Summary
The Charles Schwab Corporation announced the successful completion of its acquisition of TD Ameritrade Holding Corporation on October 6, 2020. This significant merger, originally announced in November 2019, has now closed, integrating TD Ameritrade into Schwab as a wholly owned subsidiary. The transaction was an all-stock deal, where TD Ameritrade shareholders received 1.0837 shares of Schwab common stock for each share of TD Ameritrade common stock they held, with provisions for cash in lieu of fractional shares. The merger also involves specific arrangements for TD Bank, which received a combination of Schwab's voting and nonvoting common stock, capped at 9.9% of Schwab's total common stock.
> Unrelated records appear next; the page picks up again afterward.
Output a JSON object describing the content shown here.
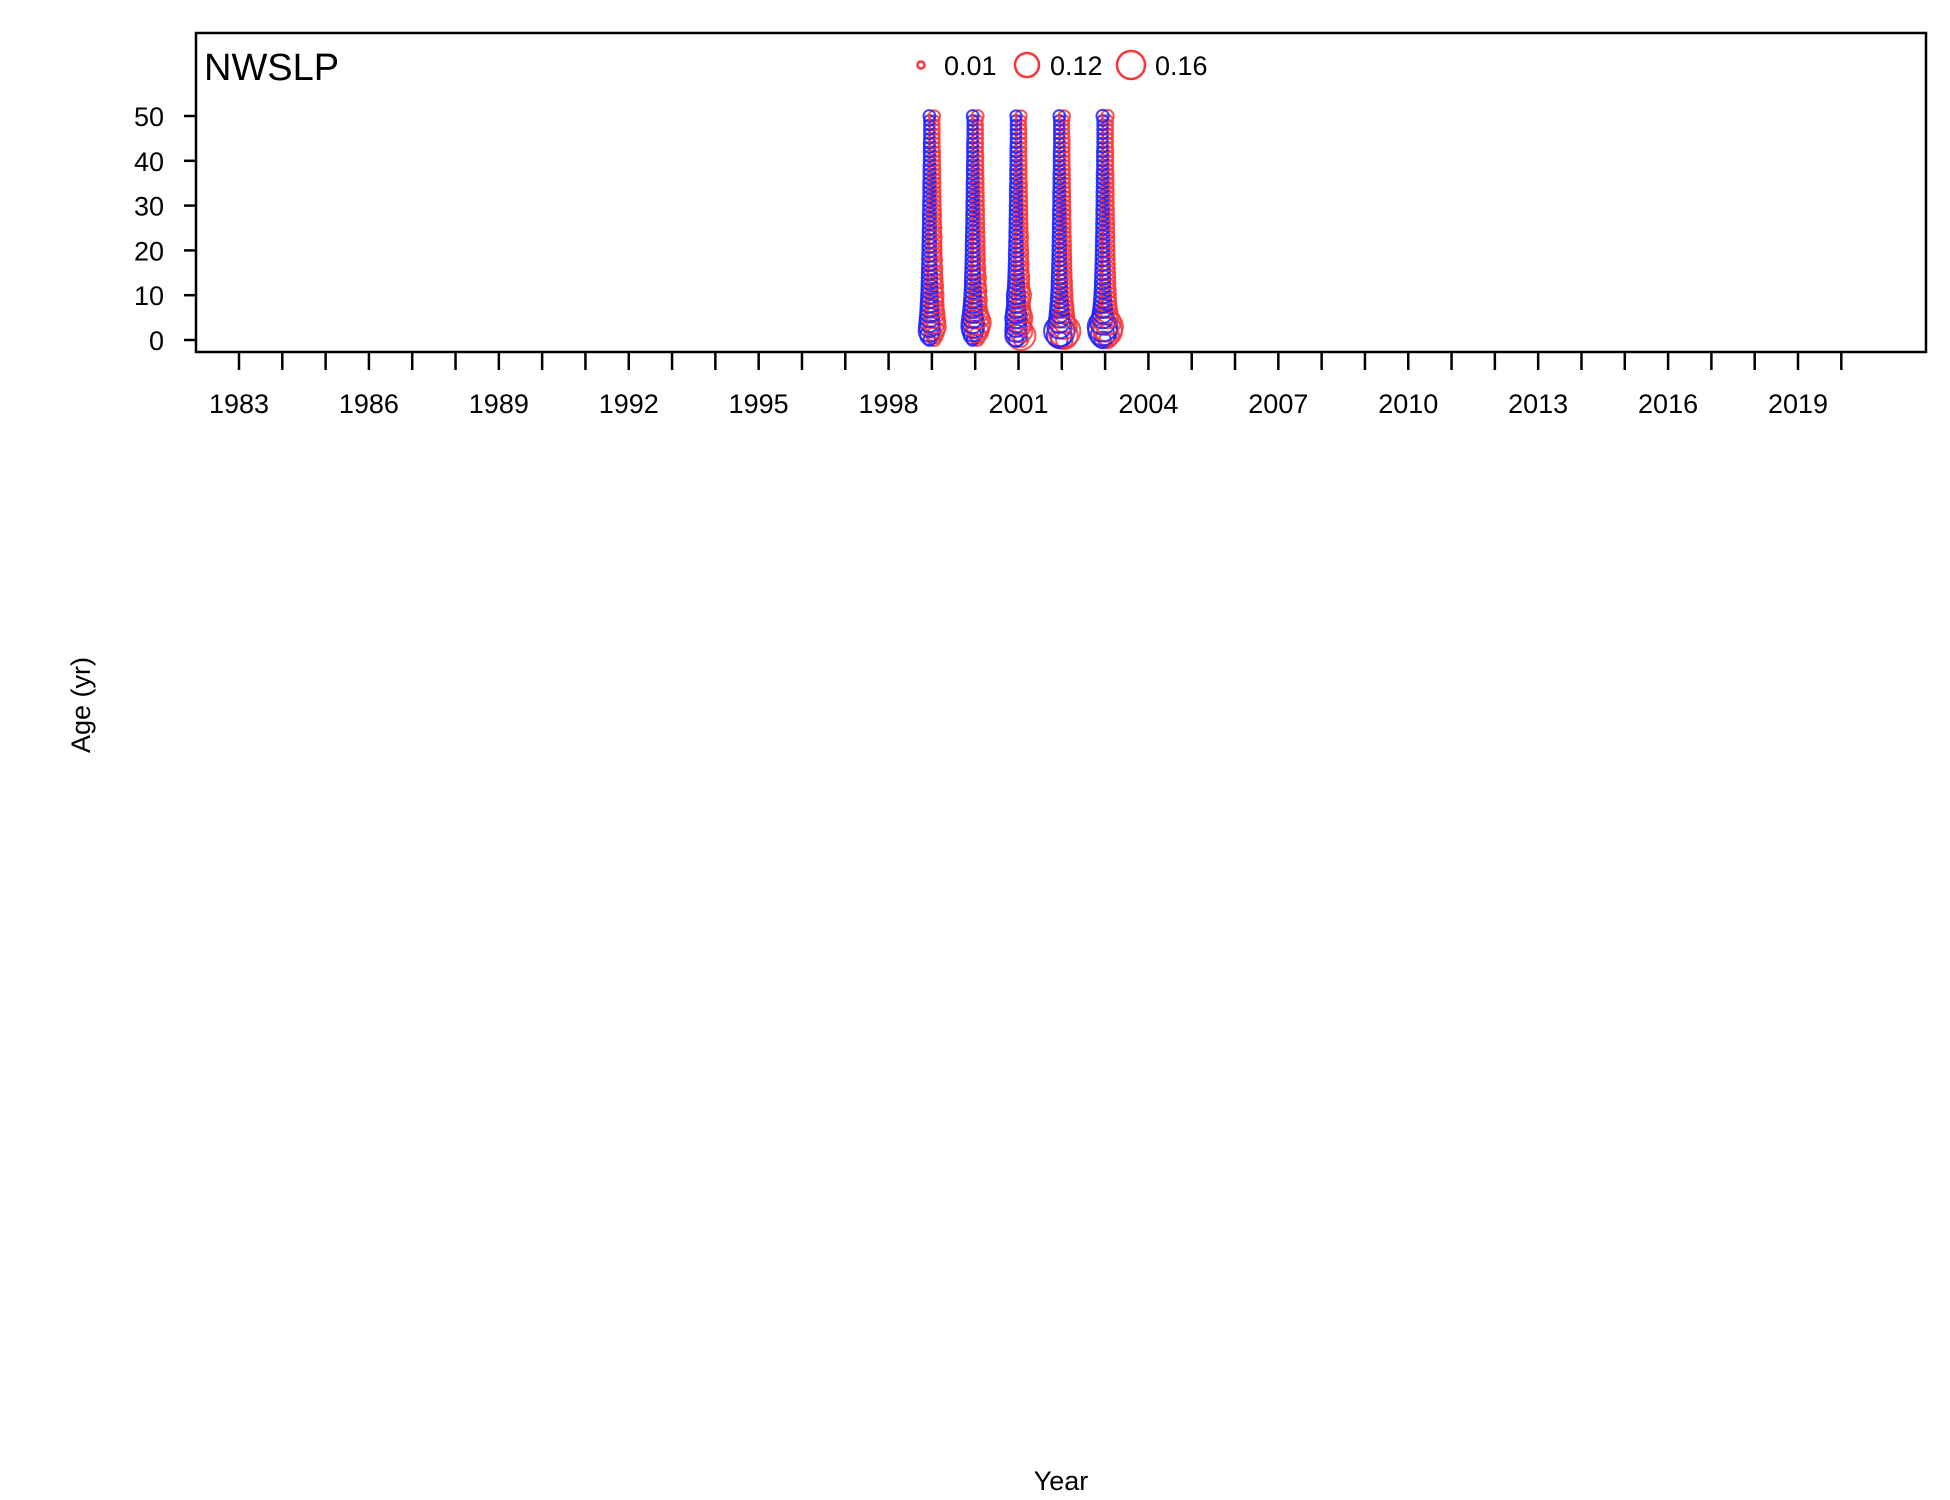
{
  "chart_data": {
    "type": "scatter",
    "panel_label": "NWSLP",
    "xlabel": "Year",
    "ylabel": "Age (yr)",
    "xlim": [
      1982,
      2021
    ],
    "ylim": [
      0,
      52
    ],
    "x_ticks": [
      1983,
      1984,
      1985,
      1986,
      1987,
      1988,
      1989,
      1990,
      1991,
      1992,
      1993,
      1994,
      1995,
      1996,
      1997,
      1998,
      1999,
      2000,
      2001,
      2002,
      2003,
      2004,
      2005,
      2006,
      2007,
      2008,
      2009,
      2010,
      2011,
      2012,
      2013,
      2014,
      2015,
      2016,
      2017,
      2018,
      2019,
      2020
    ],
    "x_tick_labels": [
      "1983",
      "1986",
      "1989",
      "1992",
      "1995",
      "1998",
      "2001",
      "2004",
      "2007",
      "2010",
      "2013",
      "2016",
      "2019"
    ],
    "y_ticks": [
      0,
      10,
      20,
      30,
      40,
      50
    ],
    "y_tick_labels": [
      "0",
      "10",
      "20",
      "30",
      "40",
      "50"
    ],
    "legend": {
      "placement": "top-center",
      "entries": [
        {
          "label": "0.01",
          "value": 0.01
        },
        {
          "label": "0.12",
          "value": 0.12
        },
        {
          "label": "0.16",
          "value": 0.16
        }
      ]
    },
    "colors": {
      "observed": "#ff3333",
      "expected": "#2020ff",
      "axis": "#000000"
    },
    "grid": false,
    "ages": [
      0,
      1,
      2,
      3,
      4,
      5,
      6,
      7,
      8,
      9,
      10,
      11,
      12,
      13,
      14,
      15,
      16,
      17,
      18,
      19,
      20,
      21,
      22,
      23,
      24,
      25,
      26,
      27,
      28,
      29,
      30,
      31,
      32,
      33,
      34,
      35,
      36,
      37,
      38,
      39,
      40,
      41,
      42,
      43,
      44,
      45,
      46,
      47,
      48,
      49,
      50
    ],
    "series": [
      {
        "year": 1999,
        "observed": [
          0.005,
          0.02,
          0.04,
          0.06,
          0.05,
          0.045,
          0.04,
          0.03,
          0.03,
          0.025,
          0.03,
          0.02,
          0.025,
          0.02,
          0.018,
          0.015,
          0.018,
          0.012,
          0.015,
          0.01,
          0.012,
          0.01,
          0.01,
          0.012,
          0.008,
          0.01,
          0.008,
          0.007,
          0.008,
          0.007,
          0.006,
          0.006,
          0.006,
          0.005,
          0.005,
          0.005,
          0.004,
          0.004,
          0.004,
          0.003,
          0.003,
          0.003,
          0.003,
          0.002,
          0.002,
          0.002,
          0.002,
          0.002,
          0.002,
          0.001,
          0.003
        ],
        "expected": [
          0.004,
          0.03,
          0.05,
          0.045,
          0.04,
          0.035,
          0.03,
          0.028,
          0.025,
          0.022,
          0.02,
          0.018,
          0.017,
          0.016,
          0.015,
          0.014,
          0.013,
          0.012,
          0.012,
          0.011,
          0.01,
          0.01,
          0.009,
          0.009,
          0.008,
          0.008,
          0.007,
          0.007,
          0.007,
          0.006,
          0.006,
          0.006,
          0.005,
          0.005,
          0.005,
          0.005,
          0.004,
          0.004,
          0.004,
          0.004,
          0.003,
          0.003,
          0.003,
          0.003,
          0.003,
          0.002,
          0.002,
          0.002,
          0.002,
          0.002,
          0.004
        ]
      },
      {
        "year": 2000,
        "observed": [
          0.004,
          0.02,
          0.05,
          0.07,
          0.09,
          0.06,
          0.04,
          0.03,
          0.025,
          0.03,
          0.02,
          0.025,
          0.02,
          0.015,
          0.02,
          0.012,
          0.015,
          0.01,
          0.012,
          0.01,
          0.01,
          0.009,
          0.01,
          0.008,
          0.008,
          0.007,
          0.007,
          0.006,
          0.006,
          0.006,
          0.005,
          0.005,
          0.005,
          0.004,
          0.004,
          0.004,
          0.004,
          0.003,
          0.003,
          0.003,
          0.003,
          0.003,
          0.002,
          0.002,
          0.002,
          0.002,
          0.002,
          0.002,
          0.002,
          0.001,
          0.004
        ],
        "expected": [
          0.004,
          0.025,
          0.045,
          0.06,
          0.055,
          0.045,
          0.038,
          0.032,
          0.028,
          0.024,
          0.021,
          0.019,
          0.017,
          0.016,
          0.015,
          0.014,
          0.013,
          0.012,
          0.011,
          0.011,
          0.01,
          0.01,
          0.009,
          0.009,
          0.008,
          0.008,
          0.007,
          0.007,
          0.007,
          0.006,
          0.006,
          0.006,
          0.005,
          0.005,
          0.005,
          0.005,
          0.004,
          0.004,
          0.004,
          0.004,
          0.003,
          0.003,
          0.003,
          0.003,
          0.003,
          0.002,
          0.002,
          0.002,
          0.002,
          0.002,
          0.004
        ]
      },
      {
        "year": 2001,
        "observed": [
          0.01,
          0.12,
          0.06,
          0.04,
          0.05,
          0.06,
          0.04,
          0.03,
          0.025,
          0.03,
          0.04,
          0.025,
          0.02,
          0.018,
          0.02,
          0.015,
          0.012,
          0.015,
          0.01,
          0.012,
          0.01,
          0.009,
          0.008,
          0.01,
          0.008,
          0.007,
          0.007,
          0.006,
          0.006,
          0.005,
          0.005,
          0.005,
          0.005,
          0.004,
          0.004,
          0.004,
          0.003,
          0.003,
          0.003,
          0.003,
          0.003,
          0.002,
          0.002,
          0.002,
          0.002,
          0.002,
          0.002,
          0.002,
          0.001,
          0.001,
          0.003
        ],
        "expected": [
          0.01,
          0.05,
          0.05,
          0.045,
          0.045,
          0.05,
          0.04,
          0.032,
          0.028,
          0.028,
          0.03,
          0.022,
          0.019,
          0.017,
          0.016,
          0.014,
          0.013,
          0.012,
          0.011,
          0.011,
          0.01,
          0.009,
          0.009,
          0.008,
          0.008,
          0.007,
          0.007,
          0.007,
          0.006,
          0.006,
          0.006,
          0.005,
          0.005,
          0.005,
          0.005,
          0.004,
          0.004,
          0.004,
          0.004,
          0.003,
          0.003,
          0.003,
          0.003,
          0.003,
          0.002,
          0.002,
          0.002,
          0.002,
          0.002,
          0.002,
          0.003
        ]
      },
      {
        "year": 2002,
        "observed": [
          0.02,
          0.1,
          0.16,
          0.08,
          0.05,
          0.04,
          0.035,
          0.03,
          0.025,
          0.02,
          0.02,
          0.018,
          0.015,
          0.015,
          0.012,
          0.012,
          0.01,
          0.01,
          0.009,
          0.009,
          0.008,
          0.008,
          0.007,
          0.007,
          0.006,
          0.006,
          0.006,
          0.005,
          0.005,
          0.005,
          0.004,
          0.004,
          0.004,
          0.004,
          0.003,
          0.003,
          0.003,
          0.003,
          0.003,
          0.002,
          0.002,
          0.002,
          0.002,
          0.002,
          0.002,
          0.002,
          0.001,
          0.001,
          0.001,
          0.001,
          0.003
        ],
        "expected": [
          0.02,
          0.08,
          0.14,
          0.07,
          0.05,
          0.04,
          0.035,
          0.03,
          0.026,
          0.022,
          0.02,
          0.018,
          0.016,
          0.015,
          0.014,
          0.013,
          0.012,
          0.011,
          0.01,
          0.01,
          0.009,
          0.009,
          0.008,
          0.008,
          0.007,
          0.007,
          0.007,
          0.006,
          0.006,
          0.006,
          0.005,
          0.005,
          0.005,
          0.005,
          0.004,
          0.004,
          0.004,
          0.004,
          0.003,
          0.003,
          0.003,
          0.003,
          0.003,
          0.002,
          0.002,
          0.002,
          0.002,
          0.002,
          0.002,
          0.002,
          0.004
        ]
      },
      {
        "year": 2003,
        "observed": [
          0.02,
          0.06,
          0.12,
          0.14,
          0.09,
          0.05,
          0.04,
          0.03,
          0.025,
          0.02,
          0.02,
          0.018,
          0.016,
          0.015,
          0.014,
          0.013,
          0.012,
          0.011,
          0.01,
          0.01,
          0.009,
          0.009,
          0.008,
          0.008,
          0.007,
          0.007,
          0.007,
          0.006,
          0.006,
          0.006,
          0.005,
          0.005,
          0.005,
          0.005,
          0.004,
          0.004,
          0.004,
          0.004,
          0.003,
          0.003,
          0.003,
          0.003,
          0.003,
          0.002,
          0.002,
          0.002,
          0.002,
          0.002,
          0.002,
          0.002,
          0.005
        ],
        "expected": [
          0.02,
          0.07,
          0.12,
          0.13,
          0.08,
          0.05,
          0.04,
          0.032,
          0.027,
          0.023,
          0.02,
          0.018,
          0.016,
          0.015,
          0.014,
          0.013,
          0.012,
          0.011,
          0.01,
          0.01,
          0.009,
          0.009,
          0.008,
          0.008,
          0.007,
          0.007,
          0.007,
          0.006,
          0.006,
          0.006,
          0.005,
          0.005,
          0.005,
          0.005,
          0.004,
          0.004,
          0.004,
          0.004,
          0.003,
          0.003,
          0.003,
          0.003,
          0.003,
          0.002,
          0.002,
          0.002,
          0.002,
          0.002,
          0.002,
          0.002,
          0.005
        ]
      }
    ]
  }
}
This report details the mechanics of the merger, including the conversion of equity awards and the appointment of new board members representing TD Ameritrade and TD Bank.
Key Highlights
- 1The acquisition of TD Ameritrade by Charles Schwab has been completed as of October 6, 2020.
- 2TD Ameritrade shareholders received 1.0837 shares of Schwab common stock per share of TD Ameritrade common stock.
- 3Cash will be paid in lieu of any fractional shares issued in the merger.
- 4TD Bank received a mix of Schwab voting and nonvoting common stock, subject to a 9.9% ownership cap.
- 5Outstanding TD Ameritrade equity awards (stock options and RSUs) were assumed by Schwab and converted into equivalent Schwab awards.
- 6Three new directors from TD Ameritrade and TD Bank have joined Schwab's Board of Directors.
- 7Schwab has guaranteed TD Ameritrade's credit facility, indicating a direct financial obligation.